Julianne just has a way of putting things that keeps demanding a response from me.
Take The Open Eye, for example.
She writes about a trip she took to Washington D.C. recently, sans her camera. This is atypical for her, having captured the “birth, growth, decay, deconstruction and rebirth” of the city through the decades, including “interesting faces, odd artifacts, seasonal changes–all caught on rolls of film and memory cards.” Julianne took the opportunity to see things differently than usual, “to see,” as she says, “what was in front of me, around me–rather than moving into a ‘good shot’ position.”
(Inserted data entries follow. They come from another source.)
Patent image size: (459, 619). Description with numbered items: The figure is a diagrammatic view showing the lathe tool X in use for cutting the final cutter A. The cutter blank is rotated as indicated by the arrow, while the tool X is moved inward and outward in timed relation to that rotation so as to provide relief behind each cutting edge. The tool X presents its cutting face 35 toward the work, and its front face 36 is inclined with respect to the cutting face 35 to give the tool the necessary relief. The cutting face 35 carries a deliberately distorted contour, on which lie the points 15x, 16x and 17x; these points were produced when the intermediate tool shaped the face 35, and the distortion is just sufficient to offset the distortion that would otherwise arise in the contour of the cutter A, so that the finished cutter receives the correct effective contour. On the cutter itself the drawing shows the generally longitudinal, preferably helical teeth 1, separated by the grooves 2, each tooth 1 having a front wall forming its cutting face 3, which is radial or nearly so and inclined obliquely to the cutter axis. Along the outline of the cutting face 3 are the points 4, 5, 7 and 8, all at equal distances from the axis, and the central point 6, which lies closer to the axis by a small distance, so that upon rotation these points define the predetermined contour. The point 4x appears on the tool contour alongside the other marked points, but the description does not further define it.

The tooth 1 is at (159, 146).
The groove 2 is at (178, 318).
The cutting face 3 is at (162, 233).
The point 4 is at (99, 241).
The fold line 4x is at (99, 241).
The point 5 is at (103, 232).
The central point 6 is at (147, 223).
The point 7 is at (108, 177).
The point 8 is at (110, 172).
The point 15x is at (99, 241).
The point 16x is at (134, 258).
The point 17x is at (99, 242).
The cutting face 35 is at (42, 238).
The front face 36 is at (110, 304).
I know that frame of mind, where you decide to put the working artist hat on a mental shelf and just relax into being present to what is around you. Of course, none of this is as simple as it may seem. For one, we can’t just compartmentalize ourselves that easily. And just because we don’t have a pencil or camera to “capture” a scene or an object, doesn’t stop us from assessing it with an artist’s eye: noting the colors, the light, how it fits into its surroundings. That is part of our enjoyment.
Perhaps the real issue is that we may have a little obsession going. We MUST capture everything we could possibly use in a work of art, much like the woodworker who MUST keep every piece of wood, just in case it is needed.
Julianne’s description of an elderly woman in Starbucks reminded me of my own recent experience in the Starbucks I frequent, where I have had many intimate conversations with friends as we sip our favorite brew (mine is a venti soy chai lotte, no water, no foam). Wendi and I were cleaning up our cups and plates when our attention was riveted by the two women who seated themselves at the table next to us. It soon became obvious that they were mother and daughter. The white-haired mother was small, quite fragile-looking, and utterly beautiful. Her skin was translucent- as translucent as the string of pearls she wore around her neck, which went perfectly with her wool suit. She was definitely dressed for the occasion – to the nines was the phrase that came to mind.
The daughter held up a camera and asked me to take a picture of them before we left the coffee shop. I had to maneuver all around them to get a good shot because the sun was streaming through the window and bathing them in bright light. “This is my mother’s 99th birthday,” the daughter declared, with obvious joy and pride.
I snapped their smiles, then took the elderly woman’s hand and, looking in her face, said “If I am half as beautiful as you when I turn 99, I will be thrilled.”
You should have seen her smile, then. It was so lovely. And yes, I DID wish, later, that I had asked them to send me a copy of that picture.